First look at a “turnkey” case — Joe
SUMMARY: First look at this case – very positive.
Swiftech was nice enough to send a sample of their water cooled case called QPOWER to test out. As soon as I received it, I tore it apart to see what’s inside and how it’s put together (alert readers identify it as a modified Lite-On FS020). The first part of looking at this case will be a “photo tour”. I am in the process of testing it “live” and will report results shortly.
I proceeded to disassemble the case by taking off everything that unscrews or unplugs. The front view
shows a 120 mm fan, a Mechatronics G1225S12B. This model is rated at 55 cfm @ 1500 rpm – with a noise rating of 25 dBA. I have tried to find a source for these fans and came up short – based on specs, these are some of the finest fans around.
Note that there is no metal grill impeding airflow – a nice, clean cut that enhances flow through the case and cuts down on noise.
Swiftech uses four of these – two on the radiator, one in the front and one on the side. Without getting into a lot of detail, let me state that these units are quiet – more on this when I post the performance tests.
The back shows the externally mounted radiator.
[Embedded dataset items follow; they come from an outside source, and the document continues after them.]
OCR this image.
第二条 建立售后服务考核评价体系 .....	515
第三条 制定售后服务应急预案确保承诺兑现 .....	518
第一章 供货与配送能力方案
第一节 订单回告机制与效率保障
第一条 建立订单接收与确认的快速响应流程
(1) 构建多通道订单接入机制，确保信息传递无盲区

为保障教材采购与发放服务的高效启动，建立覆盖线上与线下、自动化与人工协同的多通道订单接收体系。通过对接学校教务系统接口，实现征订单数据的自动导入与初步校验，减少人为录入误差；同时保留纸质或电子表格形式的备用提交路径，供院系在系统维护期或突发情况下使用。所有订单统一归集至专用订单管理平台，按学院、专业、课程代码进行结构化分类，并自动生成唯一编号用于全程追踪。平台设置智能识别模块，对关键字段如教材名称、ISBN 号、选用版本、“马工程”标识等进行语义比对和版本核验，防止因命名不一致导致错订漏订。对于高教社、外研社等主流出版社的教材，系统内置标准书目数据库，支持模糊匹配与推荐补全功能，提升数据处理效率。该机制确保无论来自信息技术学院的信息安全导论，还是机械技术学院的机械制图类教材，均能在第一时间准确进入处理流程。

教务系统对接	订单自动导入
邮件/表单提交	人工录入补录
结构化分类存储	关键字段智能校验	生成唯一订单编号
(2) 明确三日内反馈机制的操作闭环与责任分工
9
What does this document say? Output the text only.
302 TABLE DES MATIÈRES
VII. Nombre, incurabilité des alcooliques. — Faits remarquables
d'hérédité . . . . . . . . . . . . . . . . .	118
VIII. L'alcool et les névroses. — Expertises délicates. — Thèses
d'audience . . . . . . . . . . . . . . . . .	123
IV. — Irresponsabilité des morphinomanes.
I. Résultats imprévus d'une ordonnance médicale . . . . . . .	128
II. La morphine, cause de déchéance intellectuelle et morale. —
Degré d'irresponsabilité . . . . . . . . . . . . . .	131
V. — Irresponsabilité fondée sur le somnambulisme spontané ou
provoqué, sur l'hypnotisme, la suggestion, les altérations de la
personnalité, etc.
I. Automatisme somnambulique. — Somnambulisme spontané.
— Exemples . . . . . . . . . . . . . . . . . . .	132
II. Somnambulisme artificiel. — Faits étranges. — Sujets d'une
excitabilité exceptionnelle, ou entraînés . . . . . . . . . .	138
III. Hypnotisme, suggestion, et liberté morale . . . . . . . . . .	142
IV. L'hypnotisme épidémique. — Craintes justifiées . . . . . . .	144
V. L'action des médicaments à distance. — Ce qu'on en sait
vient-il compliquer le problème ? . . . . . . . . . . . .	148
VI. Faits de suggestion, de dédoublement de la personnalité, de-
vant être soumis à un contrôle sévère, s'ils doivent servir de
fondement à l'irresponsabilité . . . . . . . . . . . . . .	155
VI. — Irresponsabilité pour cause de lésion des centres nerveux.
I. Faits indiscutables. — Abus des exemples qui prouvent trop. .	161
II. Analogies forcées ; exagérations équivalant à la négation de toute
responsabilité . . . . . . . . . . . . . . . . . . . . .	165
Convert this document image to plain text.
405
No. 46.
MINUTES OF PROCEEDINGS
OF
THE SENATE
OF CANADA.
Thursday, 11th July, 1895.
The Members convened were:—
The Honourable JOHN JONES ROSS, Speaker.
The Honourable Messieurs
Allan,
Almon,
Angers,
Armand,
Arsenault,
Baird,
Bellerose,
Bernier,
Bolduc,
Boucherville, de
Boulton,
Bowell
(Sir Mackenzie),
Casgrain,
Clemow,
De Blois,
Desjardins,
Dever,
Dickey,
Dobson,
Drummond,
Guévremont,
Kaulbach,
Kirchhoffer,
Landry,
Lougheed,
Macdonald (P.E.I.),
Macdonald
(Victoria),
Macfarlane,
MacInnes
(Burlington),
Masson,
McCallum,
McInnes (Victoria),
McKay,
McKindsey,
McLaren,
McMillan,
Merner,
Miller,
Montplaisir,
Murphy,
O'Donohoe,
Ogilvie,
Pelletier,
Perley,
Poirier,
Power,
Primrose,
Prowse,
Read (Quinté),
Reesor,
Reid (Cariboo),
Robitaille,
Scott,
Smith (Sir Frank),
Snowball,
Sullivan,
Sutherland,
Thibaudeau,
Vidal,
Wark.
This is not a “slap-on” job; the radiator mounts on a foam gasket which serves to keep airflow from leaking off the sides of the radiator. The radiator is constructed like the one you have in your car – there is a top and bottom plenum chamber with tubes running between them. The fins are placed between the tubes for cooling. It has a nice, substantial feel to it.
On the back side of the case, you’ll find these two valves:
This is how you charge the system (the unit I have came with fluid in it already). Hook up tubing (included) to each valve – one serves as intake, one as outake. Place them in a container of fluid and charge the system. Detailed instruction and pictures are included with the case. Looking down into the case
shows the power supply tray (top) and CDROM drive bays. You can also see that this is a wide case – lots of room. Opening the side of the case reveals a spacious interior:
Note that the waterblock is bolted to the motherboard tray for shipping. You can put a LOT of drives in this case – there are two drive cages, one at the upper left top
and one completely removable for hard drives and floppy:
You could probably squeeze 6 drives in the case, which means you could run a RAID stripe with spares. Towards the bottom is a reinforcing bar
that is completely removable. This makes for unfettered access, and unless you’re going to somehow stress this case in ways I can’t imagine, I think it’s safe to leave these off.
Stripping the case of everything removable
reveals my favorite waterpump – an EHEIM 1048. I like this pump because it’s warranteed for two years (compared to one for most others) and you can buy SPARE PARTS for it. If you want to overhaul it every two years or so, you can easily replace the rotor. It’s silent – not virtually silent, but silent. To make sure it’s running, you have to feel it – a slight vibration.
Swiftech mounts it with a nylon tie on a velcro pad – enough sound insulation so that the case does not pick up any vibration. The pump is turned on by a relay
at the bottom left side of the case. This has now been relocated next to the power supply. The relay is actuated by the two fans on the radiator,
so that when the motherboard is powered up, the pump kicks in; you can hear a “click” as the relay closes. Note that this case requires two power cords, one for the pump and one for the power supply. If you look closely at the tubing, you will note that rubber grommets are used to protect the tubing from chafing due to metal contact.
The waterblock is typical Swiftech:
Beefy, well finished and with a flat base:
The waterblock can be mounted on either a Socket A board, using the four mounting holes, a Socket 423 board or PIV – the latter with adapter flanges which bolt to the waterblock – they are removed in the picture above. Swiftech gives you all the various hardware, including a little plastic wrench
to do whatever needed to get it up and running. The waterblock is spring loaded, similar the the 462A.
Finally, I disassembled the front bezel as well:
I did this because I like unobstructed airflow into the case. In the testing I’m doing, I’ll see how much of a difference it makes to leave the front fully open and with the front “as is”.
The front piece easily pulls off by grasping the bottom and pulling out. However, make sure you remove one small screw that secures the front onto the case – it’s about 5″ above the bottom and easily removable.
Last, this case is no lightweight – it weighs 40 pounds, one of the heaviest I’ve seen. The metal is heavy gauge and I found no sharp edges anywhere – a very nice chassis.